Madeleine M. Kunin, former governor of Vermont and ambassador to Switzerland, told an audience of about 80 on Tuesday that it’s high time women were able to fully realize the goals that feminists set in the 1960s. And, she said in an upbeat message, achieving those goals is possible.
“Social critique, prodded by grassroots activism and the law, has created change,” Kunin said during a talk at the Center for Public Policy and Administration (CPPA).
Kunin’s latest book, The New Feminist Agenda: Defining the Next Revolution for Women, Work and Family, shows how feminists in the second half of the 20th century paved the way for improved rights and freedom for women in the United States today. For example, women now comprise nearly 60 percent of college undergraduates and half of all medical and law students. Most women today work outside the home, and families with two wage earners are the norm.

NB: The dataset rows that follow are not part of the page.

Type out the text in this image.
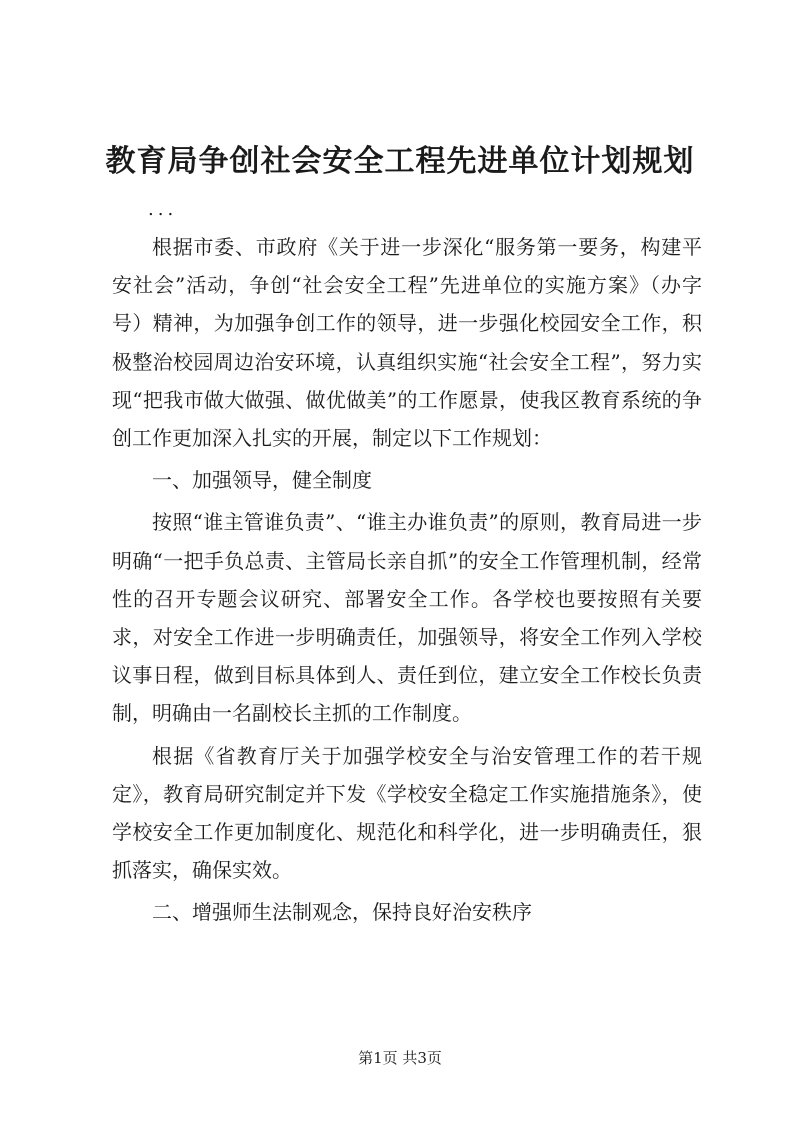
教育局争创社会安全工程先进单位计划规划
...

根据市委、市政府《关于进一步深化“服务第一要务，构建平安社会”活动，争创“社会安全工程”先进单位的实施方案》（办字号）精神，为加强争创工作的领导，进一步强化校园安全工作，积极整治校园周边治安环境，认真组织实施“社会安全工程”，努力实现“把我市做大做强、做优做美”的工作愿景，使我区教育系统的争创工作更加深入扎实的开展，制定以下工作规划：

一、加强领导，健全制度

按照“谁主管谁负责”、“谁主办谁负责”的原则，教育局进一步明确“一把手负总责、主管局长亲自抓”的安全工作管理机制，经常性的召开专题会议研究、部署安全工作。各学校也要按照有关要求，对安全工作进一步明确责任，加强领导，将安全工作列入学校议事日程，做到目标具体到人、责任到位，建立安全工作校长负责制，明确由一名副校长主抓的工作制度。

根据《省教育厅关于加强学校安全与治安管理工作的若干规定》，教育局研究制定并下发《学校安全稳定工作实施措施条》，使学校安全工作更加制度化、规范化和科学化，进一步明确责任，狠抓落实，确保实效。

二、增强师生法制观念，保持良好治安秩序

第1页 共3页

Still, Kunin’s book points out, while women have changed, social structures surrounding work and family have remained static.
In her talk, Kunin highlighted three major areas that need to be reformed in order for women to enjoy full workplace equality: Access to affordable, high-quality daycare and early childhood education programs; paid maternity and family leave; and workplace flexibility.
Kunin said in order to make gains in these arenas, women — and men — need to push to change federal and workplace policies as well as the culture around these issues. And she offered the audience her recipe for making change: One part each anger, imagination and optimism. Each of the ingredients is key, she said, but optimism is what actually brings ideas to life.
“You have to believe that it’s worth it, that if you take the risk of saying when something isn’t right, that something good is going to happen,” Kunin said.
She urged the audience of Five College students, faculty and staff and members of the local community to voice concerns emphatically enough to get the issues they care about on local, state and national leaders’ agendas. However, Kunin added, it’s not enough just to complain. If you want to truly effect change, you must get directly involved in working to make that change happen.
“If you’re not at the table, you’re on the menu,” Kunin said.
This event was hosted by CPPA and co-sponsored by the Center for Research on Families; the Five College Women’s Studies Research Center; Women, Gender, Sexuality Studies at UMass Amherst; and MotherWoman.